When a fellow college student from 25 years ago, turned guru/advisor for the rich and disturbed, looks Gurney up seeking help in dealing with unusual threats from an unknown, Gurney leaps at the chance to get back into that thing he does so well. Only this case proves almost too much for him, starting with the tantalizing threats and, ultimately, lack of evidence surrounding the kills that follow. The threats are in the form of increasingly creepy poems that seem to reflect intimate knowledge of the target, down to what random numbers the target chooses but which the poet/predator had already predicted!
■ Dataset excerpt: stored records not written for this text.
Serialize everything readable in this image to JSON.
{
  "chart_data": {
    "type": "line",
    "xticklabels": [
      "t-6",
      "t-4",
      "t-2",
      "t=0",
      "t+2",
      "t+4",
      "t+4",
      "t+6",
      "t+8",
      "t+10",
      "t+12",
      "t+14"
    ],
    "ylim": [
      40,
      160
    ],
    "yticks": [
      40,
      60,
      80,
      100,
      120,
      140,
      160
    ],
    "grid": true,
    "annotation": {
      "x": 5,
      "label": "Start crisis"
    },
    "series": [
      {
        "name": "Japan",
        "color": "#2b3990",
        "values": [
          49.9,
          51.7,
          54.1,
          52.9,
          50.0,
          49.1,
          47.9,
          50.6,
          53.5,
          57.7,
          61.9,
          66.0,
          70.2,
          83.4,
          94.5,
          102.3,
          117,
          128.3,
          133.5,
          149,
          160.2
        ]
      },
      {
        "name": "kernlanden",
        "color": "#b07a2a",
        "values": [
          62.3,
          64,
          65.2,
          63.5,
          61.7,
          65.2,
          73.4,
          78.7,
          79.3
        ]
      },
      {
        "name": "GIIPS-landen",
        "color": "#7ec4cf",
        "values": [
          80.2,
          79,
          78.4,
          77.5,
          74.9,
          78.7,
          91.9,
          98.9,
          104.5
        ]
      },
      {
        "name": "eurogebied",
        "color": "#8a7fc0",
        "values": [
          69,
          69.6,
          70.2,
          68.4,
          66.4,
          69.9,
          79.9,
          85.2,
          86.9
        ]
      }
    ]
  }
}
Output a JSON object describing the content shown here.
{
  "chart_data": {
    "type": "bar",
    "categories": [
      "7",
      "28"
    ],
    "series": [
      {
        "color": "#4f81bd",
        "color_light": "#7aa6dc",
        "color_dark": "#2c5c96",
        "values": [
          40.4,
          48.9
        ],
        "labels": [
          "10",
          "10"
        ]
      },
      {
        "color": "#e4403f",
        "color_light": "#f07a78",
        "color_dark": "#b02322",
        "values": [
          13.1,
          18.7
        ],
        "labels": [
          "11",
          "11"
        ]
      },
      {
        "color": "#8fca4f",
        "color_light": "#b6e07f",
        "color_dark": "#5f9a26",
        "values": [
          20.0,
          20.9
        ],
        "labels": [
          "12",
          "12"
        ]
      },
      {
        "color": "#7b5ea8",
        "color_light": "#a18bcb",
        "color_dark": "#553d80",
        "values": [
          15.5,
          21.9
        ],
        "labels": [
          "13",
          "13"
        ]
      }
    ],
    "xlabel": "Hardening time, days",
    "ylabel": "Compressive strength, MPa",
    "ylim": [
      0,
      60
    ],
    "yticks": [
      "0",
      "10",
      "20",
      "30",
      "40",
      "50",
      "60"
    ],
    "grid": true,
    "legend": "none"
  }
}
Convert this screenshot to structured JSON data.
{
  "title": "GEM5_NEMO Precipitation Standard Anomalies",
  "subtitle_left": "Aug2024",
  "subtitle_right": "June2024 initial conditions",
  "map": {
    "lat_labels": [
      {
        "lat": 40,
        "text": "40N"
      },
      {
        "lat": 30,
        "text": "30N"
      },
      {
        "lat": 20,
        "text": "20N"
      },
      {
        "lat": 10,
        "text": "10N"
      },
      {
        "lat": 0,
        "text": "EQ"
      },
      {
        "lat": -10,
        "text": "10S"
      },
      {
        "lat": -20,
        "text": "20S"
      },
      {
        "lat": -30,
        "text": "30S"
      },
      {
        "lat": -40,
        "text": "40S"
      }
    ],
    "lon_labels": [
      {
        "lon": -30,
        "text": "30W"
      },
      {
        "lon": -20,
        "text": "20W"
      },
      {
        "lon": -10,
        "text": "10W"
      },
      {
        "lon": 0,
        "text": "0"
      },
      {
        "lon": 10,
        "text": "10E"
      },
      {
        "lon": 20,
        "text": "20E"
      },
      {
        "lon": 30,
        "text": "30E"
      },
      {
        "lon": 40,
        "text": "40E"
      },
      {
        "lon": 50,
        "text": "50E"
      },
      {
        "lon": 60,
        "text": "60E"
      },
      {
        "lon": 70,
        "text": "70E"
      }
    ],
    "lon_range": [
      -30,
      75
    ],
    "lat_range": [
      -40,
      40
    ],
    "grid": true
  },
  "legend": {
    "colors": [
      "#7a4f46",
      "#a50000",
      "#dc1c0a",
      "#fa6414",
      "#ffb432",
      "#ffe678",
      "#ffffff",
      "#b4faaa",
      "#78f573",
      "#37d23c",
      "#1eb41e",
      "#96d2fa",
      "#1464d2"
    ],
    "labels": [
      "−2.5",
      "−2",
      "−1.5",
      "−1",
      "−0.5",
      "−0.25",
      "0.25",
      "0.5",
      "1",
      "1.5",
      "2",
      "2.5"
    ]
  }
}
When bodies start turning up, there is zero forensic evidence left at the scenes, but an abundance of clues that are as inexplicable as they are frustrating to Gurney, who is drawn like a fly into a spider’s web as the plot expands.
As a mystery lover, I was as intrigued by the crimes, which seemed to lack all rhyme and reason, as I was by the clues that Verdon sprinkles throughout the story. As the case comes together, we find Gurney’s marriage coming apart, and are not sure which we are more anxious to see happen—a resolution to the case or some self-reflection on the part of our alienated hero detective that will enable him to save his marriage. A well-done first-time thriller with enough puzzles and solutions to satisfy the most diehard mystery fan, but with sufficient character development and angst to satisfy the literary critic in all of us.